Kapan sebaiknya menggunakan analisis bottom-up?
Pendekatan bottom-up ideal digunakan saat investor ingin fokus pada fundamental perusahaan, bukan kondisi ekonomi secara keseluruhan. Ini berguna bagi mereka yang ingin berinvestasi jangka panjang dan mencari perusahaan yang tangguh terhadap fluktuasi eksternal.
Saham yang dianggap undervalued dapat menjadi peluang besar untuk memperoleh keuntungan saat nilai perusahaan kembali ke harga wajarnya.
Contoh penerapan analisis top-down
Analisis top-down digambarkan seperti seorang investor yang mengamati bahwa pemerintah sedang aktif mendorong pengembangan energi terbarukan.
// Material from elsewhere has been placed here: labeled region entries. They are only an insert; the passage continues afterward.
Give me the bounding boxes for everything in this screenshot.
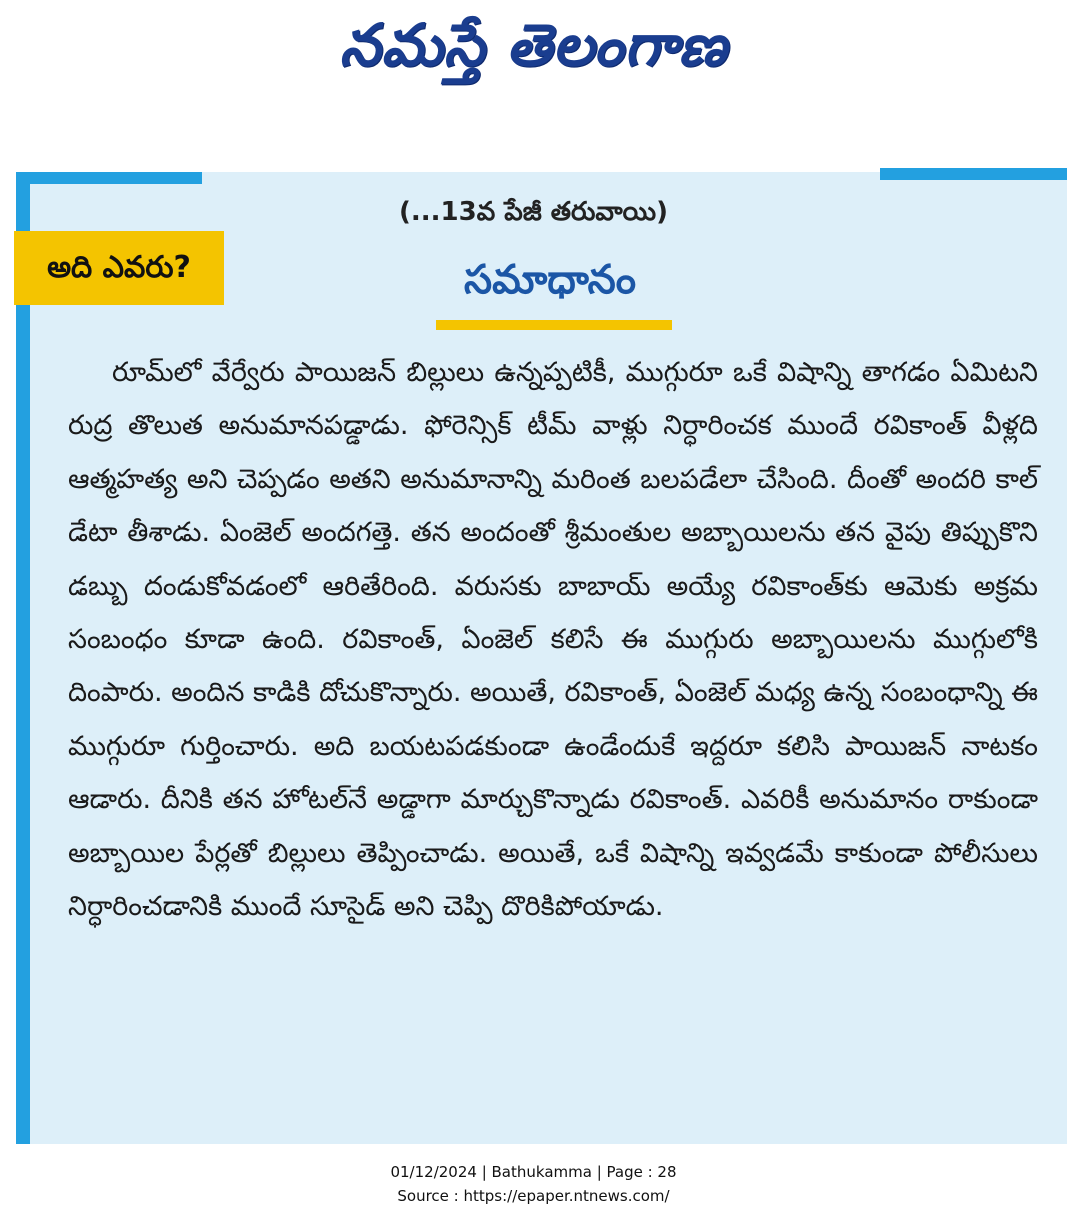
footer — [0, 1160, 1067, 1208]
article-heading: సమాధానం — [464, 257, 636, 303]
card-top-right-border — [880, 168, 1067, 180]
card-top-left-border — [16, 172, 202, 184]
article-body: రూమ్‌లో వేర్వేరు పాయిజన్ బిల్లులు ఉన్నప్పటికీ, ముగ్గురూ ఒకే విషాన్ని తాగడం ఏమిటని రుద్ర తొలుత అనుమానపడ్డాడు. ఫోరెన్సిక్ టీమ్ వాళ్లు నిర్ధారించక ముందే రవికాంత్ వీళ్లది ఆత్మహత్య అని చెప్పడం అతని అనుమానాన్ని మరింత బలపడేలా చేసింది. దీంతో అందరి కాల్ డేటా తీశాడు. ఏంజెల్ అందగత్తె. తన అందంతో శ్రీమంతుల అబ్బాయిలను తన వైపు తిప్పుకొని డబ్బు దండుకోవడంలో ఆరితేరింది. వరుసకు బాబాయ్ అయ్యే రవికాంత్‌కు ఆమెకు అక్రమ సంబంధం కూడా ఉంది. రవికాంత్, ఏంజెల్ కలిసే ఈ ముగ్గురు అబ్బాయిలను ముగ్గులోకి దింపారు. అందిన కాడికి దోచుకొన్నారు. అయితే, రవికాంత్, ఏంజెల్ మధ్య ఉన్న సంబంధాన్ని ఈ ముగ్గురూ గుర్తించారు. అది బయటపడకుండా ఉండేందుకే ఇద్దరూ కలిసి పాయిజన్ నాటకం ఆడారు. దీనికి తన హోటల్‌నే అడ్డాగా మార్చుకొన్నాడు రవికాంత్. ఎవరికీ అనుమానం రాకుండా అబ్బాయిల పేర్లతో బిల్లులు తెప్పించాడు. అయితే, ఒకే విషాన్ని ఇవ్వడమే కాకుండా పోలీసులు నిర్ధారించడానికి ముందే సూసైడ్ అని చెప్పి దొరికిపోయాడు. — [68, 357, 1038, 923]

Berdasarkan pengamatan tersebut, ia menyimpulkan bahwa industri energi hijau memiliki prospek pertumbuhan yang menjanjikan.
Selanjutnya, ia menyaring dan memilih perusahaan-perusahaan di sektor energi terbarukan yang telah tercatat di pasar saham untuk menjadi target investasinya.
Kapan sebaiknya menggunakan analisis top-down?
Kebalikan dari waktu penerapan analisis bottom-up, analisis top-down lebih cocok digunakan saat investor ingin melihat atau memahami pengaruh makro. Sejauh mana pengaruh itu berdampak terhadap investasi.
Sebaiknya, gunakan analisis top-down ketika akan membuat keputusan strategis. Keputusan tersebut berdasarkan faktor makro tertentu, seperti tren pasar.
Demikian perbedaan analisis top-down vs bottom-up yang perlu Anda ketahui. Gunakan kedua pendekatan untuk memperhitungkan serta mengambil keputusan dalam investasi. Semoga artikel ini bermanfaat.